Professor Nkanga will explore the many facets of multidisciplinary performances currently taking place in Kinshasa, the capital city of the Democratic Republic of the Congo. Considering the history of Kinshasa, once known as Kinshasa-la-Belle, or Kinshasa-the-Beautiful to now Kinshasa-la-Poubelle, or Kinshasa-the-Trashy, Nkanga will observe the following: the language of the trash and its implication in the artistic creation of masks and performances; the techniques used by the performers to put together these masks and costumes; the contradiction of the symbolism of trash and SAPE (Société des Ambianceurs et Personnes Élégantes) known for their high fashion in the same neighborhood of Matonge and in Kinshasa; issues of individual and collective memories along with the daily experience of being Congolese and Kinois (a resident of Kinshasa); and the role played by Congolese traditional and the Rumba Music, along with dances in the performances.

Edward Sarath
Professor of Jazz & Contemporary Improvisation

Professor Sarath will present performances in South Africa of his composition, His Day is Done.
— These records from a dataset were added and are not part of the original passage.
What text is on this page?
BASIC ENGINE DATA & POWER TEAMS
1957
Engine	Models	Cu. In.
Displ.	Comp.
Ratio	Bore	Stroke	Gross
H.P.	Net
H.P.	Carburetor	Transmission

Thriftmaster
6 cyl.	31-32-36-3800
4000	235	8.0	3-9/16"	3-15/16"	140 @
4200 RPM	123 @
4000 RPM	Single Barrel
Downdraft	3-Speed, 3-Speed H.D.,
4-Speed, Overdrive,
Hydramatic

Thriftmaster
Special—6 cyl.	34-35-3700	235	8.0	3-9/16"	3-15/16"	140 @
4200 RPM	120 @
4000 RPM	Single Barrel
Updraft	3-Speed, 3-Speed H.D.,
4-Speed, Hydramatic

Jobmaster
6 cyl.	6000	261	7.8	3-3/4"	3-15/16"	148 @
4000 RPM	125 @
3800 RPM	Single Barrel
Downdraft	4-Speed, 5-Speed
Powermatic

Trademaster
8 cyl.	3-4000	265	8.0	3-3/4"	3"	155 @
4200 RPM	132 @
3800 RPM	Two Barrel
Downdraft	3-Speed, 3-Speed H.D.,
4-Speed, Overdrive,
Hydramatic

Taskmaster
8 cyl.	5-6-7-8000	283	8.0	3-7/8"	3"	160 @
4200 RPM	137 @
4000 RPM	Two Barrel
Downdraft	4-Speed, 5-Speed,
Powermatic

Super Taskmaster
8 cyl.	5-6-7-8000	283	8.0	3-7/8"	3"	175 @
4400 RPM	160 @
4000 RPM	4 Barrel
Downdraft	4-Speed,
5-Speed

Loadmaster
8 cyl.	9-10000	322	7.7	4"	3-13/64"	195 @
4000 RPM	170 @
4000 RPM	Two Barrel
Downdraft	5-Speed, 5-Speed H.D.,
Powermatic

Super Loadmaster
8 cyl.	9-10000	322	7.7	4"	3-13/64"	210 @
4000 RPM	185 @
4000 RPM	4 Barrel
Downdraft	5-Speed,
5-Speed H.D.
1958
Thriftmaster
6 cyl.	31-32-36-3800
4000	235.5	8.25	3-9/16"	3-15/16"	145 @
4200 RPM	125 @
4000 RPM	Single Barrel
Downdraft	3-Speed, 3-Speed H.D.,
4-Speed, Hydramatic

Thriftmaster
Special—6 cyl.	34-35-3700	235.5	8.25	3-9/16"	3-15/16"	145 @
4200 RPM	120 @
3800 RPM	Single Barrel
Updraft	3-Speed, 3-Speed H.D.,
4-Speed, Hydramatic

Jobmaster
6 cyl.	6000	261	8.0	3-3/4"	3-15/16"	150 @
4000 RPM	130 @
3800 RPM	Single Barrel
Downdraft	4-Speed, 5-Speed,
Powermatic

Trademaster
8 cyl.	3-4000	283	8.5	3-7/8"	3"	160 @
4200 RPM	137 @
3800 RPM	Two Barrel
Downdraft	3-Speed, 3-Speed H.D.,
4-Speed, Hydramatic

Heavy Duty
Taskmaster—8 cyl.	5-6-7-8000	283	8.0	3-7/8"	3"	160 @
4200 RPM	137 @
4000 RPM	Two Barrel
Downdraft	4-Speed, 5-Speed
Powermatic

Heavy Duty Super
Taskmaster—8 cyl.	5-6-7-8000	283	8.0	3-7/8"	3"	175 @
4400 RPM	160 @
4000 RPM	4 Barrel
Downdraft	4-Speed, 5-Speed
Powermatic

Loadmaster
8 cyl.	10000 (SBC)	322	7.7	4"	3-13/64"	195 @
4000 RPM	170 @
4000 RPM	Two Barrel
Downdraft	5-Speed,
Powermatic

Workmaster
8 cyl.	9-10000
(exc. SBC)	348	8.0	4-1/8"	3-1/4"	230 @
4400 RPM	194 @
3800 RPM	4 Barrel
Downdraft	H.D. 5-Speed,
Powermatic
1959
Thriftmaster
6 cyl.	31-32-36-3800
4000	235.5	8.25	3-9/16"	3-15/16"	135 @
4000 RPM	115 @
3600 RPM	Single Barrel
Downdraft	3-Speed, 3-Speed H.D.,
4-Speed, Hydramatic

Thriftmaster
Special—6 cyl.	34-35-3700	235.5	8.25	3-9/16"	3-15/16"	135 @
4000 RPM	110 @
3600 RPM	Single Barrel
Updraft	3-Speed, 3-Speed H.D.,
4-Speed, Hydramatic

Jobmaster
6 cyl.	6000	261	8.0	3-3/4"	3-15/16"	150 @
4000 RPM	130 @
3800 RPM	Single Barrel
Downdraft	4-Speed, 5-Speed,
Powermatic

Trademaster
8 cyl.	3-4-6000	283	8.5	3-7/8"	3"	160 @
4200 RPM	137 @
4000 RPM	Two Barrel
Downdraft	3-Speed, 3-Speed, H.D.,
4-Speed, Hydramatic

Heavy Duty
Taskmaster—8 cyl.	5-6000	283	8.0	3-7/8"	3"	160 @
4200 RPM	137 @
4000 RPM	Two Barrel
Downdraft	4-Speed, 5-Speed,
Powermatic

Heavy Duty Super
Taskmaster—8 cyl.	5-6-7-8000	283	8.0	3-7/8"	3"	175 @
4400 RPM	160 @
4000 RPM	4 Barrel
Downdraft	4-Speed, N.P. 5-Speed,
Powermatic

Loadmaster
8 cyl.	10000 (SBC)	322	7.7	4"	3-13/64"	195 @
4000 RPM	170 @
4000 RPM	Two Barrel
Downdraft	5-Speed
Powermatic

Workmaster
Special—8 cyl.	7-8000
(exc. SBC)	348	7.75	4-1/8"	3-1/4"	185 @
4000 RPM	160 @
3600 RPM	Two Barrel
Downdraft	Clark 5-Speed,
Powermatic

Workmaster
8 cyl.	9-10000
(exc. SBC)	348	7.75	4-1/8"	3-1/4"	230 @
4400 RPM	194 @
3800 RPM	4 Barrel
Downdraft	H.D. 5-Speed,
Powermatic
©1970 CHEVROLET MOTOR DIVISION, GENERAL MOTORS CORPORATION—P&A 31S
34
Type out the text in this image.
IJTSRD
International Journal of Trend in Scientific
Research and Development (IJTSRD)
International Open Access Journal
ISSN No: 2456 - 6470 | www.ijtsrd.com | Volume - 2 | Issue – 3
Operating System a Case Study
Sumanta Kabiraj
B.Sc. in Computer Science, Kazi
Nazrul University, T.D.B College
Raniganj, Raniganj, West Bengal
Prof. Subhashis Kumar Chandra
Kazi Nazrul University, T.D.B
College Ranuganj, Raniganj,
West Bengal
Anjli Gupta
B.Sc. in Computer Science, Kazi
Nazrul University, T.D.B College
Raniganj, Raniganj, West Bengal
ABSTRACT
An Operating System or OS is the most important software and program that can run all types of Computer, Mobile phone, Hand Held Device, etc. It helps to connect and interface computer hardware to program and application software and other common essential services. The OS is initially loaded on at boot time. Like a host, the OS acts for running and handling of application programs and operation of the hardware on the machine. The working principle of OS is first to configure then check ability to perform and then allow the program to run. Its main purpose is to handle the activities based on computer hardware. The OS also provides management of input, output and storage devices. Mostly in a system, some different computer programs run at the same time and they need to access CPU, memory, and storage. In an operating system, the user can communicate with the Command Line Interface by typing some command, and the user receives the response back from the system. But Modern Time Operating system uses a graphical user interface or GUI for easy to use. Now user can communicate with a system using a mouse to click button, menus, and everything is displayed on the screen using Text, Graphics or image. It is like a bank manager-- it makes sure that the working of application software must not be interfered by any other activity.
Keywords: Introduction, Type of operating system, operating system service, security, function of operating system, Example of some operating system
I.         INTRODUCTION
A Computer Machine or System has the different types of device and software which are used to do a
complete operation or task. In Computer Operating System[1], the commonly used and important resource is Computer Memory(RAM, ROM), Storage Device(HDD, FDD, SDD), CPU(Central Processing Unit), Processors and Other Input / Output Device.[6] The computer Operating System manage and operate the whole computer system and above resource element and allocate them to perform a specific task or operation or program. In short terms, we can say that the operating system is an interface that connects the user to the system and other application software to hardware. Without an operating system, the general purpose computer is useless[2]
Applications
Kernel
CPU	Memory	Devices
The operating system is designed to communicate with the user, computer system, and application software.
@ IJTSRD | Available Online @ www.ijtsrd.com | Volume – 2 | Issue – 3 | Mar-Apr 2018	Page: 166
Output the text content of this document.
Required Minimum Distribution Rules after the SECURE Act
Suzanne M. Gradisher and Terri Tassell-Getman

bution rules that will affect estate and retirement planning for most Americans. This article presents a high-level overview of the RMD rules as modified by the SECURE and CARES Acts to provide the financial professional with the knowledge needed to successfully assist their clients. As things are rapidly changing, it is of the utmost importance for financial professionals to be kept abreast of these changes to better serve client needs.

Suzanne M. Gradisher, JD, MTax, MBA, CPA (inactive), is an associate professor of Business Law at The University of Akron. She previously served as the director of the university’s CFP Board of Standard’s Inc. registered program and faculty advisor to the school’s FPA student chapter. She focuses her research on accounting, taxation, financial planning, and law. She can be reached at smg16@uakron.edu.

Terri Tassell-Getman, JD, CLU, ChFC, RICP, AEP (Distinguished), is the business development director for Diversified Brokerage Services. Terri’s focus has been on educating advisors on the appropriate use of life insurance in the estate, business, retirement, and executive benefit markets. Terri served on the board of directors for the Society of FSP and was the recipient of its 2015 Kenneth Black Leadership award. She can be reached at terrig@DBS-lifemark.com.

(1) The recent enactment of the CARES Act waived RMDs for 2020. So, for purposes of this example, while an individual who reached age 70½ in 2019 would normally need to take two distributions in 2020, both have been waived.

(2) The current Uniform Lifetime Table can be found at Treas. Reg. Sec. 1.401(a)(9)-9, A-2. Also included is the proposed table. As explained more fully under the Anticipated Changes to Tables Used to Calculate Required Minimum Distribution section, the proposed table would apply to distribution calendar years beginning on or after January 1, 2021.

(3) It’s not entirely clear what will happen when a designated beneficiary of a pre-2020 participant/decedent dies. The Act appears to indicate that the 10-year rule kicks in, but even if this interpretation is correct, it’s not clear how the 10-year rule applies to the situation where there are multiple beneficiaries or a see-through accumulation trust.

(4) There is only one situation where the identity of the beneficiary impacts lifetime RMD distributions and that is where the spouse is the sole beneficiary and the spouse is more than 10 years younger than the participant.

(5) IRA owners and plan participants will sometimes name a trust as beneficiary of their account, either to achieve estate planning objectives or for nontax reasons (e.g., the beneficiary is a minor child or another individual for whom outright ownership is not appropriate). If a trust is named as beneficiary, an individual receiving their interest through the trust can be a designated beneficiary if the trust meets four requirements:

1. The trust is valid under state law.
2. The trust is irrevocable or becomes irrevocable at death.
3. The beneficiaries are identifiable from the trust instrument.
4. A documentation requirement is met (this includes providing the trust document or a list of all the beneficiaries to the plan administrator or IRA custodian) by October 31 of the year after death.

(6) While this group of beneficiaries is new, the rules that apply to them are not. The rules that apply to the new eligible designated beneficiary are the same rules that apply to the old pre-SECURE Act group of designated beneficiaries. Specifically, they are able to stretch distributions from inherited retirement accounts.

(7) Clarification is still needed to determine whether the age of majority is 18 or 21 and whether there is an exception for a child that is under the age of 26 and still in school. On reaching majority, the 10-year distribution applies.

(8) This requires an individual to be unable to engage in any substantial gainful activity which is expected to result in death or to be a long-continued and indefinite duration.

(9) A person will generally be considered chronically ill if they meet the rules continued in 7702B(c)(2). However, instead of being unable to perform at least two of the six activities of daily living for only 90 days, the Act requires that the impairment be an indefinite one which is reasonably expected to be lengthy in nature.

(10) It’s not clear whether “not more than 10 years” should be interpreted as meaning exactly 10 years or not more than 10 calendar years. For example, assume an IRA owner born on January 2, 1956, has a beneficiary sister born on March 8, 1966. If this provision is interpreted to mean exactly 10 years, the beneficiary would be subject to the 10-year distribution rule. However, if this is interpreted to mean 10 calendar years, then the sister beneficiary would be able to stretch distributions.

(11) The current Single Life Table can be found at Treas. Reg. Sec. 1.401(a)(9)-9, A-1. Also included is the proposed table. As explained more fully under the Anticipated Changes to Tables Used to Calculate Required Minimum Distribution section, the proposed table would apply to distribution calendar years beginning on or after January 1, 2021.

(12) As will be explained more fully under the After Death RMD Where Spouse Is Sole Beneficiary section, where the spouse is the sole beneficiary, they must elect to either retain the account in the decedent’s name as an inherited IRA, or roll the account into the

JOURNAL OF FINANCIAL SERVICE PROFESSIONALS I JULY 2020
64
The piece sets to music Maya Angelou’s poem of the same title, which she wrote to commemorate the life of Nelson Mandela. Written for symphony orchestra, choir and jazz soloists, the work will involve 150 musicians, and— reflecting the length of Angelou’s poem—comprises five movements and is close to 40 minutes in duration. This work provides as musical example of a core principle of Sarath’s vision for the future of music studies, where the best of conventional practice coexists and coevolves with an expanded creative and cultural palette, with black music as a powerful galvanizing force. The performances are part of an ongoing initiative launched by Sarath with his collaborators called South Africa/America Music Exchange (SAME).

Kira Thurman
Assistant Professor, German/History

Professor Thurman's next project, entitled "Our Lives Can Be Made Beautiful," takes a broad view at the politics of race and classical music in the twentieth century. The title—“Our Lives Can Be Made Beautiful”—is taken from the African American soprano and activist Aida Overton Walker’s 1905 essay encouraging Black musicians to perform art music in spite of white criticisms of their talent. Inspired by Walker’s essay, Thurman's book explores both the history of systemic racism that has historically functioned to keep Black people out of classical music and also the discursive and musical practices that Black musicians developed to perform it anyway. Ultimately, her next project addresses the urgent contemporary question that Black people ask— “Is this music for us?”—by placing that question in a historical context.